Patrick Kua, principal consultant and tech lead at ThoughtWorks, spoke about building a high performing team at QCon London 2017. InfoQ is covering this conference with Q&As, summaries and articles.

Kua explained the difference between a group of people and a team. In a group people have individual goals and most of the time they are not working together. People in teams work towards a shared goal and they get rewarded as a team for reaching it.

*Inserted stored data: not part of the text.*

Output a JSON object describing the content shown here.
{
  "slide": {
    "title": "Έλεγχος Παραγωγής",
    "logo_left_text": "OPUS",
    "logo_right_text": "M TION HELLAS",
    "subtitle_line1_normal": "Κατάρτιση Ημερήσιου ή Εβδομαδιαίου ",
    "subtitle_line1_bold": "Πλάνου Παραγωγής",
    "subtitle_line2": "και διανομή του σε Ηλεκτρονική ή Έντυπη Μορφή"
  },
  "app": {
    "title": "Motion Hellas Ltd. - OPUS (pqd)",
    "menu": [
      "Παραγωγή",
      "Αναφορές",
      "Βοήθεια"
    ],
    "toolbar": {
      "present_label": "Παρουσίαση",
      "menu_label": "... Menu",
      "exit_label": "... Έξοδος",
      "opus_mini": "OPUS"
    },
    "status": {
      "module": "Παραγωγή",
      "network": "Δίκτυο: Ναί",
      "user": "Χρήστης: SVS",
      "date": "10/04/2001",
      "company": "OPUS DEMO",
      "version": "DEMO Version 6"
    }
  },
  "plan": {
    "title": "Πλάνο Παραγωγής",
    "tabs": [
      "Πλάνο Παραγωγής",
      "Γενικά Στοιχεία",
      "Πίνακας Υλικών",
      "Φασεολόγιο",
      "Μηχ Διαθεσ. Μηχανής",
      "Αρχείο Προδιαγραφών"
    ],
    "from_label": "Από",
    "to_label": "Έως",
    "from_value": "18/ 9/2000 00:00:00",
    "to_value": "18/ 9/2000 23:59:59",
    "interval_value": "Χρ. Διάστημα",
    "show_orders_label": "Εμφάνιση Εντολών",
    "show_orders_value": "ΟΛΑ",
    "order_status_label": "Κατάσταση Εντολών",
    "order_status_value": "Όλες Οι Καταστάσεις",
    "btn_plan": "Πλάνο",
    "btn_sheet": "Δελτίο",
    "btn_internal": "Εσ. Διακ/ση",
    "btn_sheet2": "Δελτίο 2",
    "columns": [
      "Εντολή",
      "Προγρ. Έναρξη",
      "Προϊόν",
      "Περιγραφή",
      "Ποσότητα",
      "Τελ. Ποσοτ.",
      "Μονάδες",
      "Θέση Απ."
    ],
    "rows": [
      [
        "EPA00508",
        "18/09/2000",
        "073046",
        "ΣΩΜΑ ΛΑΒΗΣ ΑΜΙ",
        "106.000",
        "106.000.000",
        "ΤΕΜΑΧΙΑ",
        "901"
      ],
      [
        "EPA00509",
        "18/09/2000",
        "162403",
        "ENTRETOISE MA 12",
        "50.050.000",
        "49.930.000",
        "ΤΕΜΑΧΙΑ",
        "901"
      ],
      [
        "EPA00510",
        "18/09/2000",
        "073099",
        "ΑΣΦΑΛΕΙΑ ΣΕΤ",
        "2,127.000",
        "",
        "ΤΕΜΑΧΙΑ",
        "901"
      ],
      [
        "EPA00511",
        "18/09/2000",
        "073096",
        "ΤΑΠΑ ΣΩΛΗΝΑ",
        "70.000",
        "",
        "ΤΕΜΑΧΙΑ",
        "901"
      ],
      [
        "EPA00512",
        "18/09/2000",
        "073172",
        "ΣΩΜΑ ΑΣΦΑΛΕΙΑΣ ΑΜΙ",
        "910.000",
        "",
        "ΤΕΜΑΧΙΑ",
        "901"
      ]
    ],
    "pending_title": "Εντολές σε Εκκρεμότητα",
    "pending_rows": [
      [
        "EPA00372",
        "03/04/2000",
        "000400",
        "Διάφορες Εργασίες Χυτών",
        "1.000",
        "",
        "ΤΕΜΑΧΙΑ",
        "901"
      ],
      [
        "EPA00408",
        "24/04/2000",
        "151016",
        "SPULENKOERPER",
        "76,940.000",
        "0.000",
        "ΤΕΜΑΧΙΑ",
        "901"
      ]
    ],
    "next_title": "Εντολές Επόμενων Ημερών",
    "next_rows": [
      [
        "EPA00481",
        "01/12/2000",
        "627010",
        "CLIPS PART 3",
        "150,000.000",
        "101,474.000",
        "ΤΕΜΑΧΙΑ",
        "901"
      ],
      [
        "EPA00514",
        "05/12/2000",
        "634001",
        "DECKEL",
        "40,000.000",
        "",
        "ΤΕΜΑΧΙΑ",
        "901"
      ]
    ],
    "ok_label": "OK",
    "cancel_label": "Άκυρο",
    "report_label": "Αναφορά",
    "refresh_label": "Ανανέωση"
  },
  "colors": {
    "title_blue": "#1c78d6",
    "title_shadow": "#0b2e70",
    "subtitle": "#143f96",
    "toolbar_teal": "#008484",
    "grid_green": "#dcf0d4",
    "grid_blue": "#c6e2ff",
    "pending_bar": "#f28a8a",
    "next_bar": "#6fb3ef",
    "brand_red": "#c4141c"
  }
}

In high performing teams there can be conflicts, which may sound counterintuitive, said Kua. When people work intensively together conflicts arise and teams have to deal with them. Kua gave an example of dysfunctional behavior in teams where someone changes the code that someone else wrote, and then the person who wrote it changes it back. But by doing so people are avoiding conflict, which is not good, he said. Good conflicts involve healthy discussions; teams need to be in an atmosphere to make this possible.

Leadership is taking an act and helping people to come along with this act, said Kua. He suggested to encourage leadership at all levels, and have people think about what is it that they can do to help the team.

We can use systems thinking to understand and improve how teams work. A team is a group of people working together. The behavior is unpredictable; no two teams are the same, said Kua. High performing is a team property. It is only a temporary state; it needs attention if teams want to keep on performing well.

Teams have emergent behavior which is based on their interactions. Kua suggested to invest in developing collaboration skills, preferably the ones that team members can apply in their daily work.

Teams can do "ways of working sessions" to define and agree how they want to work together. But often teams get stuck in the brainstorming phase discussing different approaches. Kua suggested to set expectations on what to do and how to work at the start, and let individuals share what they think is important. It can be worthwhile revisiting your way of working after some time, as things will change along the way.

Teams have to create safety in order to talk about things that involve everyone. Kua mentioned the "prime directive" from Norm Kerth which can be used to create a safe environment. Teams can experiment with change; if it goes wrong then they can go back to how they did things before. Kua suggested to take small steps and focus on improving the interactions between team members.

Peer-to-peer feedback can help teams to improve daily interaction between members. Kua suggested to do it frequently; as a minimum every person should get and give feedback once every month. He also suggested to train people on giving effective feedback.

You should look for people with different backgrounds and different skills when forming teams. Diversity matters, said Kua. He suggested to "look for different DNA". A tool that you can use is "moving motivators" from management 3.0. Kua stated that we should appreciate differences and explore contexts where traits are useful.